Conversations, Not Evaluations
We need a Performance IMPROVEMENT system, not a performance RATING System. Most traditional systems are designed to look backwards and document and rate PAST performance. Since we cannot change the past, our focus should be on taking actions to optimize current and future performance. In 2006, I authored a book called PERFORMANCE CONVERSATIONS: An Alternative To Appraisals. The idea of this work is that dialogue is the foundation to good performance management through the use of feedback and coaching. The methodology I propose is to schedule periodic feedback sessions where the manager and employee come together like coach and athlete to partner toward great performance. These meetings are non-evaluative. The focus is on addressing three questions: 1) "What is going WELL?," with the goal of REPLICATING good performance; 2) "What is NOT going WELL?," with the goal of adjusting or CORRECTING issues; and 3) What ELSE is going on?," is designed to SHARE information as to uncover trends, patterns, potential issues and opportunities as to LEARN from the status quo and take appropriate actions. The magic of the process comes from the collaboration, communication, and cooperation of two people working toward common objectives by discussing the most important things about work and agreeing upon the actions necessary to reach success. Feedback, not appraisal; conversations, not evaluations is the way to performance improvement.

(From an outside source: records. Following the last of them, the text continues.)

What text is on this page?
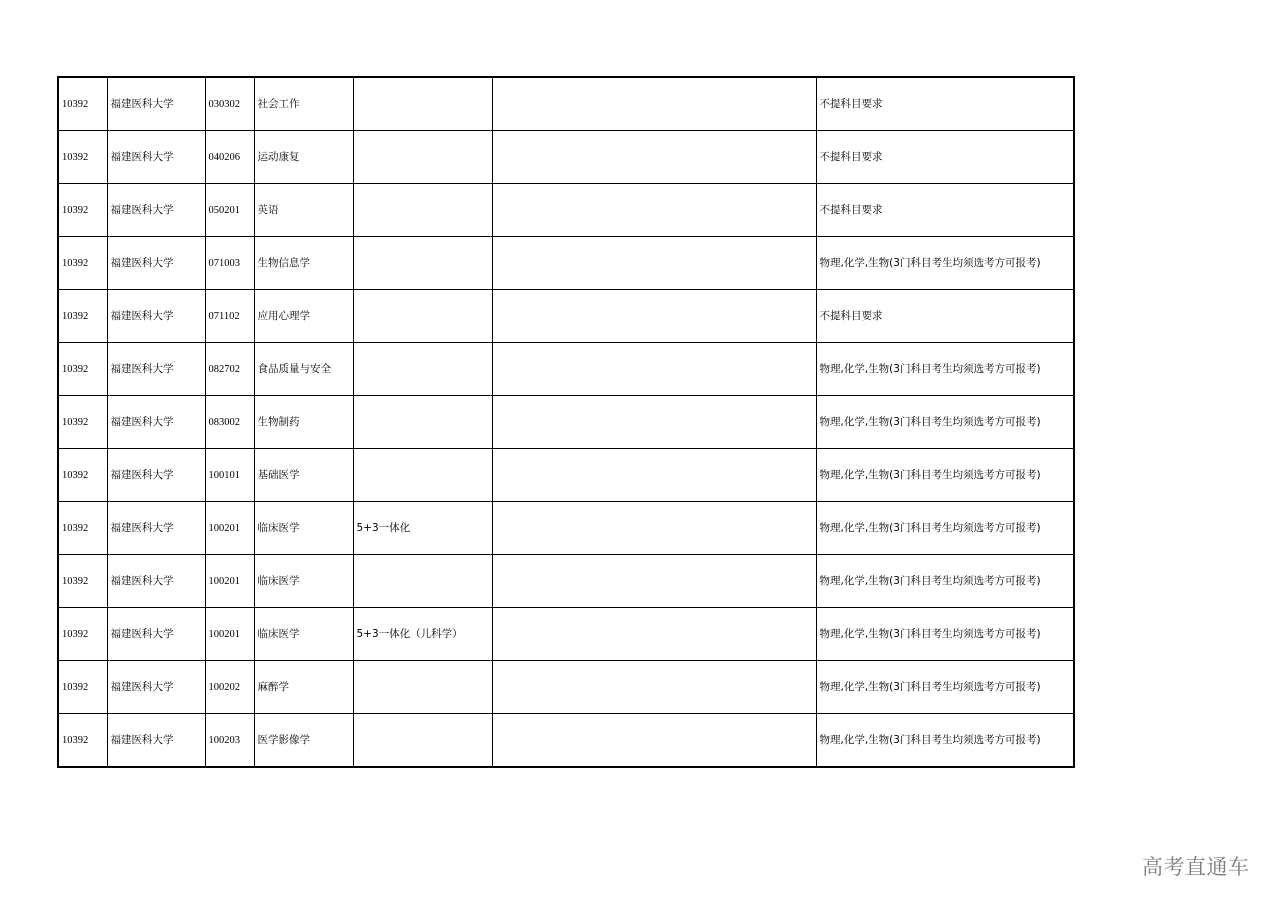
10392	福建医科大学	030302	社会工作			不提科目要求
10392	福建医科大学	040206	运动康复			不提科目要求
10392	福建医科大学	050201	英语			不提科目要求
10392	福建医科大学	071003	生物信息学			物理,化学,生物(3门科目考生均须选考方可报考)
10392	福建医科大学	071102	应用心理学			不提科目要求
10392	福建医科大学	082702	食品质量与安全			物理,化学,生物(3门科目考生均须选考方可报考)
10392	福建医科大学	083002	生物制药			物理,化学,生物(3门科目考生均须选考方可报考)
10392	福建医科大学	100101	基础医学			物理,化学,生物(3门科目考生均须选考方可报考)
10392	福建医科大学	100201	临床医学	5+3一体化		物理,化学,生物(3门科目考生均须选考方可报考)
10392	福建医科大学	100201	临床医学			物理,化学,生物(3门科目考生均须选考方可报考)
10392	福建医科大学	100201	临床医学	5+3一体化（儿科学）		物理,化学,生物(3门科目考生均须选考方可报考)
10392	福建医科大学	100202	麻醉学			物理,化学,生物(3门科目考生均须选考方可报考)
10392	福建医科大学	100203	医学影像学			物理,化学,生物(3门科目考生均须选考方可报考)
高考直通车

The only things that are necessary to put the methodology into practice is to schedule periodic feedback sessions--every 4-10 weeks--depending upon the level of the employee and the type work being performed, and start engaging in earnest two-way dialogue that focuses on the most important and pressing challenges of work. Then ask one another a series of questions about what are we going to do together to address them. Accountability is built into the system as we both know we will have to disclose our relative successes and failures to one another in a few weeks and then ask for help, or ask what we can do to help the employee to succeed.